About the only other approach we could do apart from POST is to have a URI that we consider as representing an image that was not photoshopped. Hence if you GET that you get an entity describing the image (obviously it could be the actual image, though it could also be something else if we stretch the concept of content-negotiation) and then PUT will check the image and if its deemed to not be photoshopped it responds with the same image and a 200 or just a 204 while if it is deemed to be photoshopped it responds with a 400 because we've tried to PUT a photoshopped image as a resource that can only be a non-photoshopped image. Because we respond immediately, there's no race-condition with simultaneous requests.

Frankly, this would be darn-right horrible. While I think I've made a case for it by the letter of the specs, it's just nasty: REST is meant to help us design clear APIs, not obtuse APIs we can offer a too-clever-for-its-own-good justification of.

No, in all the way to go here is to POST the image to a fixed URI which then returns a simple entity describing the analysis.

It's perfectly justifiable as REST (the POST creates a transient object based on that image, and then responds with an entity describing that object, and then that object disappears again). It's straight-forward. It's about as efficient as it could be (we can't do any HTTP caching† but most of the network delay is going to be on the upload rather than the download anyway). It also fits into the general use-case of "process something" that POST was first invented for. (Remember that first there was HTTP, then REST described why it worked so well, and then HTTP was refined to better play to those strengths).
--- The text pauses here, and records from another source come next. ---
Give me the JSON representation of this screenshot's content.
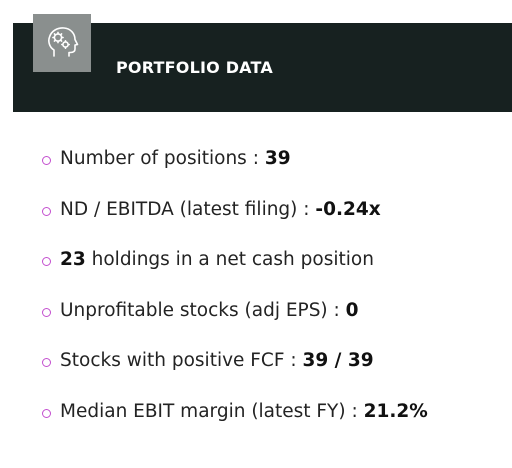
{
  "header": {
    "title": "PORTFOLIO DATA",
    "icon": "ai-head-gears-icon",
    "background_color": "#172120",
    "icon_box_color": "#8a8f8e"
  },
  "stats": [
    {
      "label": "Number of positions : ",
      "value": "39"
    },
    {
      "label": "ND / EBITDA (latest filing) : ",
      "value": "-0.24x"
    },
    {
      "value": "23",
      "suffix": " holdings in a net cash position"
    },
    {
      "label": "Unprofitable stocks (adj EPS) : ",
      "value": "0"
    },
    {
      "label": "Stocks with positive FCF : ",
      "value": "39 / 39"
    },
    {
      "label": "Median EBIT margin (latest FY) : ",
      "value": "21.2%"
    }
  ],
  "colors": {
    "bullet": "#c34fcf",
    "text": "#232323"
  }
}
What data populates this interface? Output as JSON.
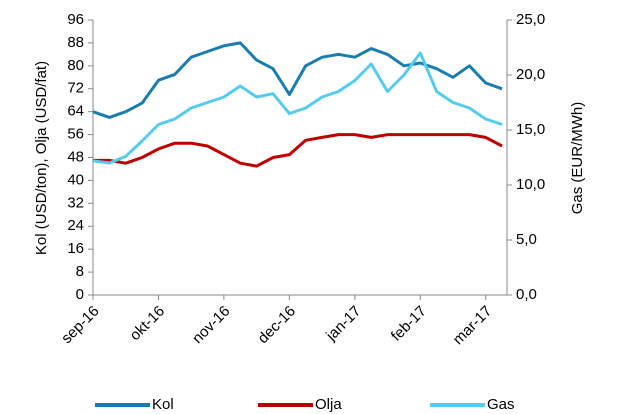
{
  "chart_data": {
    "type": "line",
    "y_label": "Kol (USD/ton), Olja (USD/fat)",
    "y2_label": "Gas (EUR/MWh)",
    "categories": [
      "sep-16",
      null,
      null,
      null,
      "okt-16",
      null,
      null,
      null,
      "nov-16",
      null,
      null,
      null,
      "dec-16",
      null,
      null,
      null,
      "jan-17",
      null,
      null,
      null,
      "feb-17",
      null,
      null,
      null,
      "mar-17",
      null
    ],
    "series": [
      {
        "name": "Kol",
        "color": "#1a7db0",
        "values": [
          64,
          62,
          64,
          67,
          75,
          77,
          83,
          85,
          87,
          88,
          82,
          79,
          70,
          80,
          83,
          84,
          83,
          86,
          84,
          80,
          81,
          79,
          76,
          80,
          74,
          72
        ]
      },
      {
        "name": "Olja",
        "color": "#c00000",
        "values": [
          47,
          47,
          46,
          48,
          51,
          53,
          53,
          52,
          49,
          46,
          45,
          48,
          49,
          54,
          55,
          56,
          56,
          55,
          56,
          56,
          56,
          56,
          56,
          56,
          55,
          52
        ]
      },
      {
        "name": "Gas",
        "color": "#55cbf0",
        "axis": "y2",
        "values": [
          12.2,
          12,
          12.6,
          14,
          15.5,
          16,
          17,
          17.5,
          18,
          19,
          18,
          18.3,
          16.5,
          17,
          18,
          18.5,
          19.5,
          21,
          18.5,
          20,
          22,
          18.5,
          17.5,
          17,
          16,
          15.5
        ]
      }
    ],
    "ylim": [
      0,
      96
    ],
    "yticks": [
      0,
      8,
      16,
      24,
      32,
      40,
      48,
      56,
      64,
      72,
      80,
      88,
      96
    ],
    "y2lim": [
      0,
      25
    ],
    "y2ticks": [
      {
        "value": 0,
        "label": "0,0"
      },
      {
        "value": 5,
        "label": "5,0"
      },
      {
        "value": 10,
        "label": "10,0"
      },
      {
        "value": 15,
        "label": "15,0"
      },
      {
        "value": 20,
        "label": "20,0"
      },
      {
        "value": 25,
        "label": "25,0"
      }
    ],
    "legend": "bottom"
  }
}
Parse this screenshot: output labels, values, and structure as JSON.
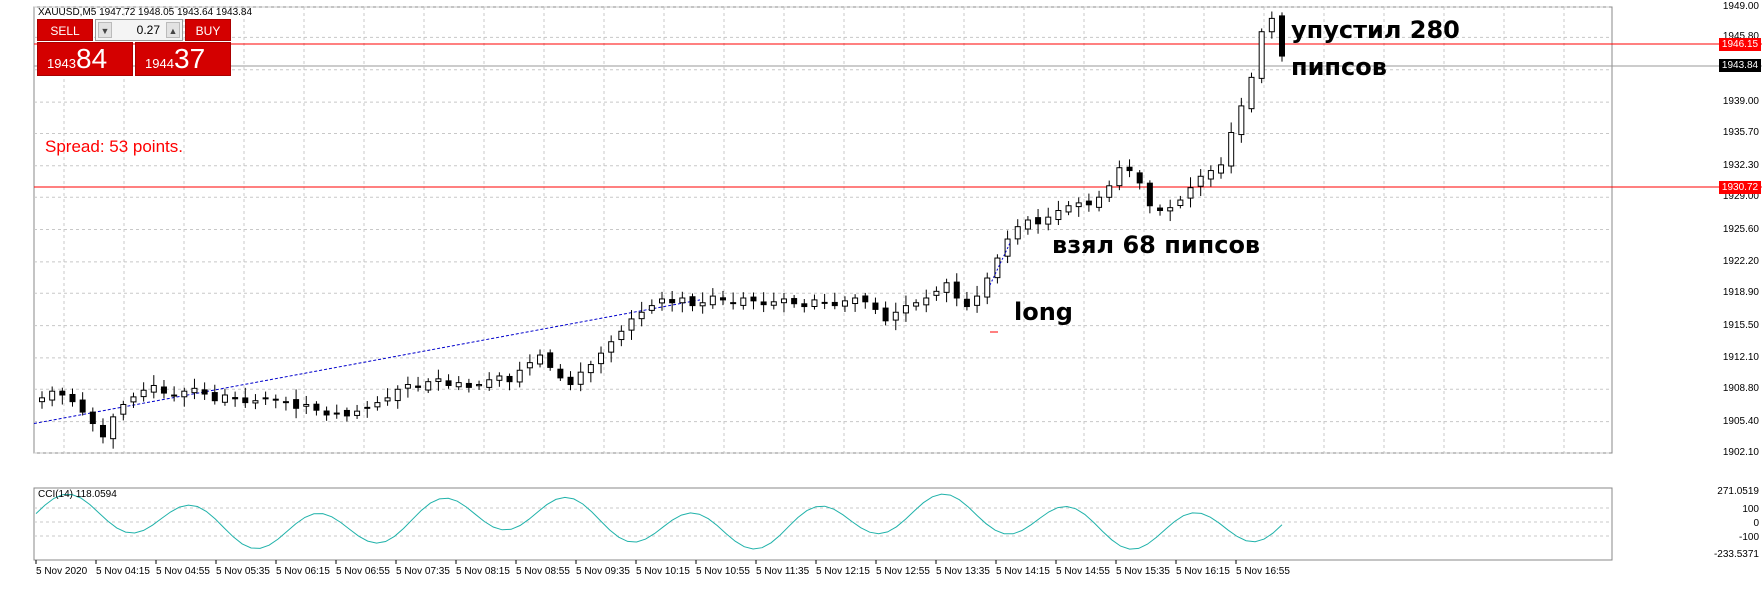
{
  "symbol_header": "XAUUSD,M5  1947.72 1948.05 1943.64 1943.84",
  "one_click": {
    "sell_label": "SELL",
    "buy_label": "BUY",
    "lot": "0.27",
    "sell_price_small": "1943",
    "sell_price_big": "84",
    "buy_price_small": "1944",
    "buy_price_big": "37"
  },
  "spread_text": "Spread: 53 points.",
  "annotations": {
    "long": "long",
    "took": "взял 68 пипсов",
    "missed_1": "упустил 280",
    "missed_2": "пипсов"
  },
  "price_axis": [
    "1949.00",
    "1945.80",
    "1942.40",
    "1939.00",
    "1935.70",
    "1932.30",
    "1929.00",
    "1925.60",
    "1922.20",
    "1918.90",
    "1915.50",
    "1912.10",
    "1908.80",
    "1905.40",
    "1902.10"
  ],
  "price_tags": {
    "upper_line": "1946.15",
    "current": "1943.84",
    "lower_line": "1930.72"
  },
  "time_axis": [
    "5 Nov 2020",
    "5 Nov 04:15",
    "5 Nov 04:55",
    "5 Nov 05:35",
    "5 Nov 06:15",
    "5 Nov 06:55",
    "5 Nov 07:35",
    "5 Nov 08:15",
    "5 Nov 08:55",
    "5 Nov 09:35",
    "5 Nov 10:15",
    "5 Nov 10:55",
    "5 Nov 11:35",
    "5 Nov 12:15",
    "5 Nov 12:55",
    "5 Nov 13:35",
    "5 Nov 14:15",
    "5 Nov 14:55",
    "5 Nov 15:35",
    "5 Nov 16:15",
    "5 Nov 16:55"
  ],
  "cci": {
    "title": "CCI(14) 118.0594",
    "axis": [
      "271.0519",
      "100",
      "0",
      "-100",
      "-233.5371"
    ]
  },
  "colors": {
    "sell_buy": "#d40000",
    "level_line": "#ff0000",
    "trend_line": "#0000cc",
    "cci_line": "#20b2aa"
  },
  "chart_data": {
    "type": "candlestick",
    "ylim": [
      1902.1,
      1949.0
    ],
    "closes": [
      1907.9,
      1908.6,
      1908.2,
      1907.5,
      1906.4,
      1905.2,
      1903.8,
      1905.9,
      1907.2,
      1908.0,
      1908.7,
      1909.2,
      1908.4,
      1908.1,
      1908.6,
      1908.9,
      1908.3,
      1907.6,
      1908.2,
      1907.8,
      1907.4,
      1907.6,
      1907.9,
      1907.7,
      1907.5,
      1906.8,
      1907.2,
      1906.6,
      1906.1,
      1906.3,
      1906.0,
      1906.5,
      1906.9,
      1907.4,
      1907.9,
      1908.8,
      1909.3,
      1909.0,
      1909.6,
      1909.9,
      1909.2,
      1909.5,
      1909.0,
      1909.3,
      1909.8,
      1910.2,
      1909.6,
      1910.8,
      1911.6,
      1912.4,
      1911.1,
      1910.0,
      1909.3,
      1910.6,
      1911.4,
      1912.6,
      1913.8,
      1914.9,
      1916.2,
      1916.9,
      1917.6,
      1918.3,
      1917.9,
      1918.4,
      1917.6,
      1917.9,
      1918.6,
      1918.2,
      1917.9,
      1918.4,
      1918.1,
      1917.7,
      1918.0,
      1918.3,
      1917.8,
      1917.5,
      1918.2,
      1917.9,
      1917.6,
      1918.1,
      1918.4,
      1918.0,
      1917.2,
      1916.0,
      1916.9,
      1917.6,
      1917.9,
      1918.4,
      1919.1,
      1920.0,
      1918.4,
      1917.5,
      1918.6,
      1920.5,
      1922.6,
      1924.6,
      1925.9,
      1926.6,
      1926.2,
      1926.9,
      1927.6,
      1928.1,
      1928.4,
      1928.2,
      1929.0,
      1930.2,
      1932.1,
      1931.8,
      1930.5,
      1928.1,
      1927.6,
      1927.9,
      1928.7,
      1930.0,
      1931.2,
      1931.8,
      1932.4,
      1935.8,
      1938.6,
      1941.6,
      1946.4,
      1947.8,
      1943.84
    ]
  }
}
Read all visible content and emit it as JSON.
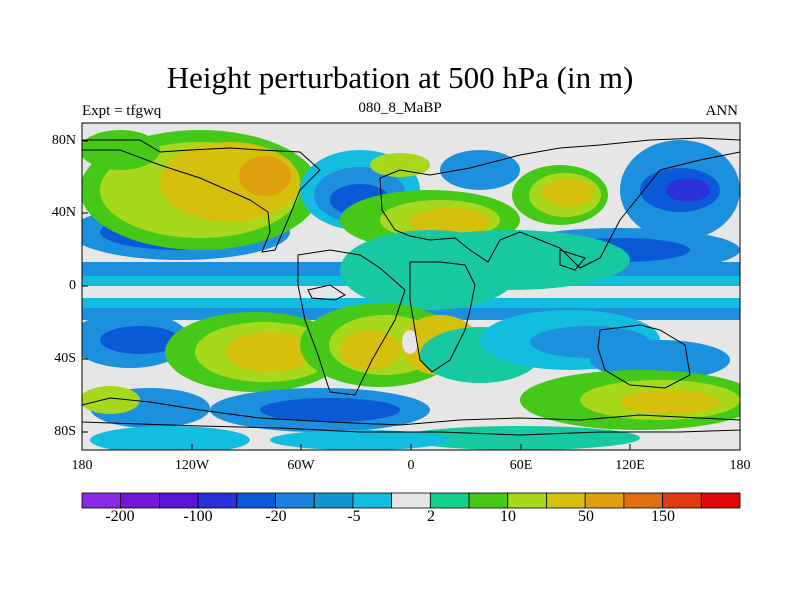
{
  "title": "Height perturbation at 500 hPa (in m)",
  "left_string": "Expt = tfgwq",
  "center_string": "080_8_MaBP",
  "right_string": "ANN",
  "lat_ticks": [
    "80N",
    "40N",
    "0",
    "40S",
    "80S"
  ],
  "lon_ticks": [
    "180",
    "120W",
    "60W",
    "0",
    "60E",
    "120E",
    "180"
  ],
  "colorbar": {
    "colors": [
      "#8a2be2",
      "#7318d9",
      "#5a14d6",
      "#2a32d8",
      "#0a5ad8",
      "#1c82dc",
      "#1196d2",
      "#13bde0",
      "#e6e6e6",
      "#13d08c",
      "#45c818",
      "#a8d81c",
      "#d6c00e",
      "#dea010",
      "#e0700e",
      "#e03a10",
      "#e00808"
    ],
    "labels": [
      "-200",
      "-100",
      "-20",
      "-5",
      "2",
      "10",
      "50",
      "150"
    ]
  },
  "palette": {
    "neutral": "#e6e6e6",
    "teal": "#18c8a0",
    "cyan": "#13bde0",
    "skyblue": "#1c90dc",
    "blue": "#0a5ad8",
    "deepblue": "#2a32d8",
    "green": "#45c818",
    "yellowgreen": "#a8d81c",
    "yellow": "#d6c00e",
    "orange": "#dea010"
  }
}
In all, while the classic mistake that moves a web application away from REST is to abuse POST into doing absolutely everything when GET, PUT and DELETE (and perhaps the WebDAV methods) would be superior, don't be afraid to use its power when those don't meet the bill, and don't think that the "new subordinate of the resource" has to mean a full long-lived resource.

---

*Note that a "single" resource here might be composed of several resources that may have their own URIs, so it can be easy to have a single DELETE that deletes multiple objects, but if deleting X deletes A, B & C then it better be obvious that you can't have A, B or C if you don't have X or your API is not going to be understandable. Generally this comes down to what is being modelled, and how obvious it is that one thing depends on another.

†Strictly speaking we can, as we're allowed to send cache headers indicating that sending an identical entity to the same URI will have the same results, but there's no general-purpose web-software that will do this and your custom client can just "remember" the opinion about a given image itself anyway.

Answer 2

It's a difficult one. Like with many other scenarios there is no absolutely correct way of doing it. You have to try to interpret RESTful principles in terms of the limitations of the semantics of HTTP. (Incidentally, I don't think it's right to think of REST having semantics, REST is an architectural style which is commonly used with HTTP services, but can be used for any type of interface.)

I've faced a similar situation in my current project. We chose to use a POST but with the response code being a 200 (OK) rather than the 201 (Resource Created) usually returned by RESTful Web APIs.